There are two kinds of templates:
the template classes
the template methods
In your example, you have a template class, which of course contains some methods. In this case, you will have to specialize the class.
template <class A>
class C<A,CObject>
{
void foo() { ... } // specialized code
};
The problem in your example is relatively simple: you define the method foo for the specialization C but this specialization has never been declared beforehand.
The problem here is that you have to fully specialize your C class (and thus copying a lot of data). There are a number of workarounds.
Inheritance (Composition ?): do all the common work in a base class, then have the C class inherits and specialize as appropriate
Friend: instead of having the 'foo' method being a member of C, define it as a friend free functions and specialize only this method
Delegation: have your 'foo' method call another method 'bar', which is a free function, and specialize 'bar' appropriately
Which in code gives:
// 1- Inheritance
template <class A, class B>
class CBase
{
// Everything that does not require specialization
};
template <class A, class B>
class C: public CBase<A,B>
// depending on your need, consider using another inheritance
// or even better, composition
{
void foo(); // generic
};
template <class A>
class C<A,CObject> : public CBase<A,CObject>
{
void foo(); // specialized
};
// 2- Friend
// note the change in signature:
// - now you need to pass the attributes to be changed
// - the last parameter helps differentiating the overload
// as there is no specialization for functions
template <class A, class B> void foo(Arg1&, Arg2&, const B&);
template <class A> void foo(Arg1&, Arg2&, const CObject&);
template <class A, class B>
class C
{
friend template <class, class> foo;
};
// 3- Delegation
// same signature as foo in (2)
template <class A, class B> void bar(Arg1&, Arg2&, const B&);
template <class A> void bar(Arg1&, Arg2&, const CObject&);
template <class A, class B>
class C
{
void foo() { bar(member1, member2, B()); }
};
Hope it clarifies, and helps!
No, there is no partial function template specialization in C++0x to be added.
As correctly mentioned above, with regards to function templates basically 2 things were done:
default template arguments were made available;
variadic templates were introduced.
So as before, workarounds should be used to "emulate" partial function templates specialization.
Since the class is the template, you need to specialize that:
template <class A>
class C<A, CObject>
{
void foo() { ... }
}
If I remember correctly, you cannot make partial template specialization for functions.
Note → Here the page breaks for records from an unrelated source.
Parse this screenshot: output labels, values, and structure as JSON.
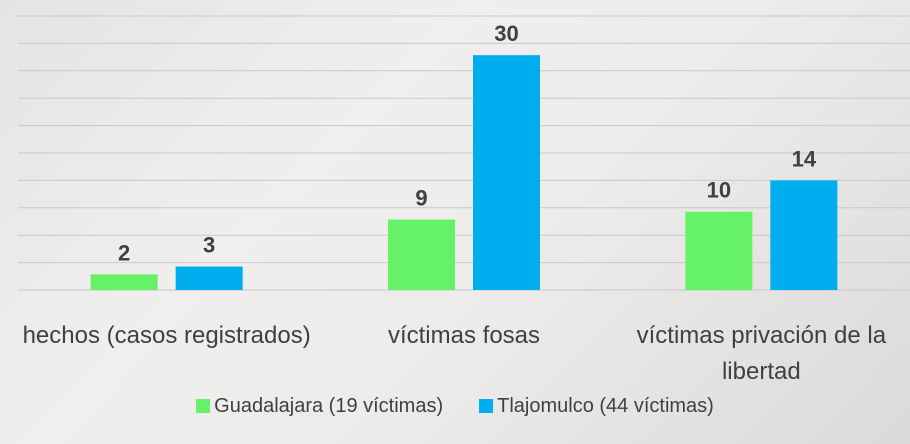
{
  "chart_data": {
    "type": "bar",
    "categories": [
      "hechos (casos registrados)",
      "víctimas fosas",
      "víctimas privación de la libertad"
    ],
    "series": [
      {
        "name": "Guadalajara (19 víctimas)",
        "color": "#66f266",
        "values": [
          2,
          9,
          10
        ]
      },
      {
        "name": "Tlajomulco (44 víctimas)",
        "color": "#00aeef",
        "values": [
          3,
          30,
          14
        ]
      }
    ],
    "ylim": [
      0,
      35
    ],
    "yticks": [
      0,
      3.5,
      7,
      10.5,
      14,
      17.5,
      21,
      24.5,
      28,
      31.5,
      35
    ],
    "grid": true,
    "legend": "bottom"
  }
}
Not sure whether it is included in C++0X
Update:
(Awaiting confirmation) As noted in the comments, partial template specialization of functions is possible in C++0X.
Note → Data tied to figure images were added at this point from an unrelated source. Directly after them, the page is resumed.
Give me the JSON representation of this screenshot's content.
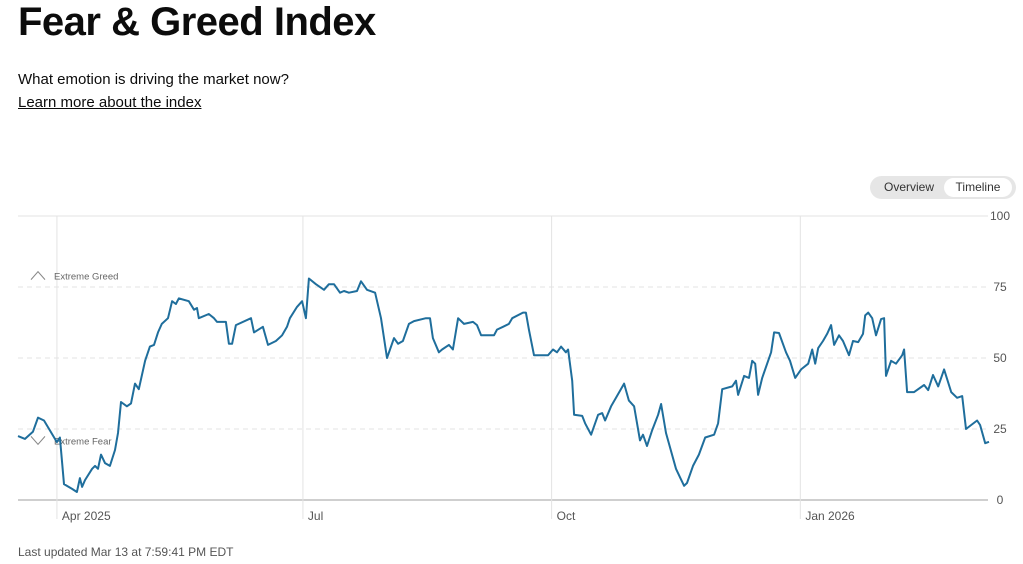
{
  "header": {
    "title": "Fear & Greed Index",
    "subtitle": "What emotion is driving the market now?",
    "learn_link": "Learn more about the index"
  },
  "toggle": {
    "options": [
      "Overview",
      "Timeline"
    ],
    "selected": "Timeline"
  },
  "footer": {
    "updated": "Last updated Mar 13 at 7:59:41 PM EDT"
  },
  "colors": {
    "line": "#1f6e9c",
    "grid": "#e3e3e3",
    "axis": "#555555"
  },
  "chart_data": {
    "type": "line",
    "title": "Fear & Greed Index",
    "x_unit": "days since Apr 1 2025",
    "xlim": [
      -14.4,
      344.8
    ],
    "ylim": [
      0,
      100
    ],
    "y_ticks": [
      0,
      25,
      50,
      75,
      100
    ],
    "x_ticks": [
      {
        "day": 0,
        "label": "Apr 2025"
      },
      {
        "day": 91,
        "label": "Jul"
      },
      {
        "day": 183,
        "label": "Oct"
      },
      {
        "day": 275,
        "label": "Jan 2026"
      }
    ],
    "annotations": [
      {
        "label": "Extreme Greed",
        "value": 79,
        "icon": "chevron-up"
      },
      {
        "label": "Extreme Fear",
        "value": 21,
        "icon": "chevron-down"
      }
    ],
    "series": [
      {
        "name": "Fear & Greed Index",
        "points": [
          [
            -14.4,
            22.5
          ],
          [
            -11.8,
            21.5
          ],
          [
            -8.9,
            24
          ],
          [
            -7,
            29
          ],
          [
            -4.8,
            28
          ],
          [
            0,
            20.4
          ],
          [
            1.1,
            22
          ],
          [
            2.6,
            5.6
          ],
          [
            5.6,
            3.9
          ],
          [
            7.4,
            2.8
          ],
          [
            8.5,
            7.7
          ],
          [
            9.3,
            4.6
          ],
          [
            10.4,
            7
          ],
          [
            13,
            11
          ],
          [
            14.1,
            12
          ],
          [
            15.2,
            11
          ],
          [
            16.3,
            16
          ],
          [
            17.8,
            13
          ],
          [
            19.6,
            12
          ],
          [
            21.5,
            17.6
          ],
          [
            22.6,
            23.6
          ],
          [
            23.7,
            34.5
          ],
          [
            25.9,
            33
          ],
          [
            27.4,
            34
          ],
          [
            28.9,
            41
          ],
          [
            30.3,
            39
          ],
          [
            32.6,
            49
          ],
          [
            34.4,
            54
          ],
          [
            35.9,
            54.6
          ],
          [
            37.4,
            59
          ],
          [
            38.8,
            62
          ],
          [
            41.1,
            64
          ],
          [
            42.6,
            70
          ],
          [
            44,
            69
          ],
          [
            45.1,
            71
          ],
          [
            48.8,
            70
          ],
          [
            50.7,
            67
          ],
          [
            51.8,
            67.6
          ],
          [
            52.5,
            64
          ],
          [
            56.2,
            65.5
          ],
          [
            58.1,
            64
          ],
          [
            59.2,
            62.7
          ],
          [
            62.5,
            62.7
          ],
          [
            63.6,
            55
          ],
          [
            64.8,
            55
          ],
          [
            66.2,
            61.6
          ],
          [
            71.8,
            64
          ],
          [
            72.9,
            59
          ],
          [
            76.2,
            61
          ],
          [
            78.1,
            54.6
          ],
          [
            81,
            56
          ],
          [
            83.3,
            58
          ],
          [
            85.1,
            61
          ],
          [
            86.2,
            64
          ],
          [
            88.8,
            68
          ],
          [
            90.7,
            70
          ],
          [
            92.1,
            64
          ],
          [
            93.2,
            78
          ],
          [
            95.8,
            76
          ],
          [
            98.8,
            74
          ],
          [
            100.6,
            76
          ],
          [
            102.5,
            76
          ],
          [
            104.7,
            73
          ],
          [
            106.2,
            73.6
          ],
          [
            108,
            73
          ],
          [
            111,
            73.6
          ],
          [
            112.5,
            77
          ],
          [
            114.7,
            74
          ],
          [
            117.7,
            73
          ],
          [
            119.9,
            64
          ],
          [
            122.1,
            50
          ],
          [
            123.2,
            53
          ],
          [
            124.7,
            57
          ],
          [
            126.2,
            55
          ],
          [
            128,
            56
          ],
          [
            130.2,
            62
          ],
          [
            132.1,
            63
          ],
          [
            136.5,
            64
          ],
          [
            138,
            64
          ],
          [
            139.1,
            57
          ],
          [
            141.3,
            52
          ],
          [
            142.5,
            53
          ],
          [
            145,
            54.6
          ],
          [
            146.5,
            53
          ],
          [
            148.4,
            64
          ],
          [
            150.6,
            62
          ],
          [
            153.9,
            62.7
          ],
          [
            155.4,
            61.6
          ],
          [
            156.9,
            58
          ],
          [
            161.7,
            58
          ],
          [
            162.8,
            60
          ],
          [
            165,
            61
          ],
          [
            167.2,
            62
          ],
          [
            168.4,
            64
          ],
          [
            172.4,
            66
          ],
          [
            173.5,
            66
          ],
          [
            174.6,
            60
          ],
          [
            176.5,
            51
          ],
          [
            178.7,
            51
          ],
          [
            181.7,
            51
          ],
          [
            183.5,
            53
          ],
          [
            185,
            52
          ],
          [
            186.5,
            54
          ],
          [
            188.3,
            52
          ],
          [
            189.1,
            53
          ],
          [
            190.6,
            42
          ],
          [
            191.3,
            30
          ],
          [
            194.3,
            29.6
          ],
          [
            195.4,
            27
          ],
          [
            197.6,
            23
          ],
          [
            200.2,
            30
          ],
          [
            201.7,
            30.6
          ],
          [
            202.8,
            28
          ],
          [
            205,
            33
          ],
          [
            206.8,
            36
          ],
          [
            209.8,
            41
          ],
          [
            211.6,
            35
          ],
          [
            213.5,
            33
          ],
          [
            215.7,
            21
          ],
          [
            216.8,
            23
          ],
          [
            218.3,
            19
          ],
          [
            220.2,
            24.6
          ],
          [
            222.4,
            30
          ],
          [
            223.5,
            33.8
          ],
          [
            225.3,
            23.6
          ],
          [
            229,
            11
          ],
          [
            230.5,
            8
          ],
          [
            232,
            5
          ],
          [
            233.1,
            6
          ],
          [
            235.3,
            12
          ],
          [
            237.5,
            16
          ],
          [
            239.8,
            22
          ],
          [
            243.1,
            23
          ],
          [
            244.6,
            27
          ],
          [
            246.1,
            39
          ],
          [
            249.8,
            40
          ],
          [
            251.2,
            42
          ],
          [
            252,
            37
          ],
          [
            254.2,
            43.7
          ],
          [
            256,
            43
          ],
          [
            257.2,
            49
          ],
          [
            258.3,
            48
          ],
          [
            259.4,
            37
          ],
          [
            260.9,
            43
          ],
          [
            264.2,
            52
          ],
          [
            265.3,
            59
          ],
          [
            267.1,
            58.8
          ],
          [
            269.7,
            52
          ],
          [
            271.2,
            49
          ],
          [
            273.1,
            43
          ],
          [
            275.3,
            46
          ],
          [
            277.9,
            48
          ],
          [
            279.4,
            53
          ],
          [
            280.5,
            48
          ],
          [
            281.6,
            53.5
          ],
          [
            283.4,
            56
          ],
          [
            284.9,
            58.5
          ],
          [
            286.4,
            61.6
          ],
          [
            287.5,
            54.6
          ],
          [
            289.3,
            58
          ],
          [
            290.8,
            56
          ],
          [
            293,
            51
          ],
          [
            294.5,
            56
          ],
          [
            296.4,
            55.6
          ],
          [
            298.2,
            58.5
          ],
          [
            299,
            65
          ],
          [
            300.1,
            66
          ],
          [
            301.6,
            64
          ],
          [
            303,
            58
          ],
          [
            304.9,
            63.7
          ],
          [
            306,
            64
          ],
          [
            306.7,
            43.7
          ],
          [
            308.6,
            49
          ],
          [
            310.4,
            48
          ],
          [
            312.7,
            51
          ],
          [
            313.4,
            53
          ],
          [
            314.5,
            38
          ],
          [
            317.1,
            38
          ],
          [
            320.8,
            40.5
          ],
          [
            322.3,
            38.7
          ],
          [
            324.1,
            44
          ],
          [
            326,
            40
          ],
          [
            328.2,
            46
          ],
          [
            330.8,
            38
          ],
          [
            333,
            36
          ],
          [
            334.9,
            36.6
          ],
          [
            336.3,
            25
          ],
          [
            338.2,
            26.4
          ],
          [
            340.4,
            28
          ],
          [
            341.5,
            26.4
          ],
          [
            343.4,
            20
          ],
          [
            344.8,
            20.5
          ]
        ]
      }
    ]
  }
}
A method template may delegate to (static) methods of partially specialized classes or structs. Template parameters in the outer class are not helpful for answering the question.
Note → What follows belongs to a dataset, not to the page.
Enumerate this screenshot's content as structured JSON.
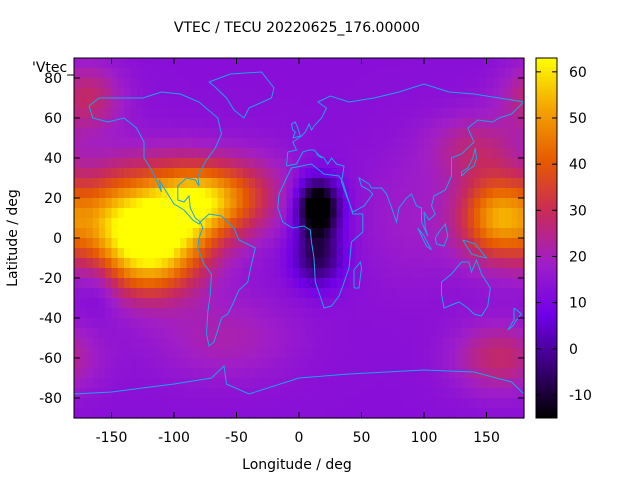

class ClassWithSpecializedMethodEmulation
{
private:
template <typename A, typename B> struct Calculator;
public:
template <typename A, typename B> A evaluate(A a, B b)
{
return Calculator<A,B>::evaluate(a,b);
}
private:
template <typename A, typename B> struct Calculator
{
// Common case: multiply
static A evaluate(A a, B b)
{
return (A)(a*b);
}
};
// with double argument a do something else
template <typename B> struct Calculator<double, B>
{
static double evaluate(double a, B b)
{
return (double)(a - b);
}
};
};
In case the method requires access to class members, struct Calculator additionally must be friend of ClassWithSpecializedMethodEmulation and get a this-pointer passed.